AJMC: How can we grow CAR T-cell adoption in the community practice, and what do providers need to know before this happens?
Robert Richards, MS, MBA: Providers already understand the clinical value; that’s not the barrier. The real challenge is financial structure. Community sites often operate on a straight average sales price–plus model with razor-thin margins. A onetime $500,000 to $600,000 therapy landing on their books with protracted reimbursement is a difficult proposition, especially when bispecifics offer an alternative. The global case rate model we’ve used within our organization is worth exploring for community settings as a way to move away from buy-and-bill for this category of therapy. I understand the pharmacy concern that it could open the door to white bagging and create downstream challenges, but if we’re genuinely going to improve access, pharma, centers, and payers all need to work the problem together. It can’t be an adversarial relationship if we’re going to significantly move the needle on access.

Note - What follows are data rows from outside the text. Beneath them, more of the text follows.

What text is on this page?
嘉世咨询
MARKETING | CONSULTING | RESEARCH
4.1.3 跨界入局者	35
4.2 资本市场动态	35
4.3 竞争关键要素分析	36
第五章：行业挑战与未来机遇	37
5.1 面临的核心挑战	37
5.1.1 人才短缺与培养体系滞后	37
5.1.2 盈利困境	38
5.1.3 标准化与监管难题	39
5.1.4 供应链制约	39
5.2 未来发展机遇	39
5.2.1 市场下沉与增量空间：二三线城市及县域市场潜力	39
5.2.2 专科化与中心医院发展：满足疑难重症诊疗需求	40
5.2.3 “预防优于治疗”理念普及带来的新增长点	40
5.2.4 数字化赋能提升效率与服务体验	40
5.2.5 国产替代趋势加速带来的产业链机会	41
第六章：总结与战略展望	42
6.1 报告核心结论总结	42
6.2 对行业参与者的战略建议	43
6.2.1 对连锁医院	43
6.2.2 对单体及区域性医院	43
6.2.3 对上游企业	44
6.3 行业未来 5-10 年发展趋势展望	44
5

AJMC: Any final thoughts or topics we didn’t cover?
Robert Richards, MS, MBA: We’ve talked mostly about oncology, but autoimmune CAR T-cell therapy deserves attention. The toxicity profile is considerably gentler, which opens the door to community treatment in a meaningful way. However, the nuances are even more complex. Right now, autoimmune CAR T products would be offered through oncology centers—whether community or academic—and those centers will need to think carefully about how they communicate their capabilities to community rheumatologists. Reimbursement dynamics will be equally complex. There’s also a straightforward patient psychology question: Will someone with an autoimmune condition want to receive an infusion at a cancer center? And what happens if they have a toxicity? The broader point is this: Over the past 10 years, we have been building a cell therapy infrastructure that barely existed beyond perhaps 50 academic medical centers nationwide. That work takes time. There are a lot of promising therapies coming, and I’d be very disappointed if the patients who could benefit from them couldn’t access them because the infrastructure wasn’t ready and available.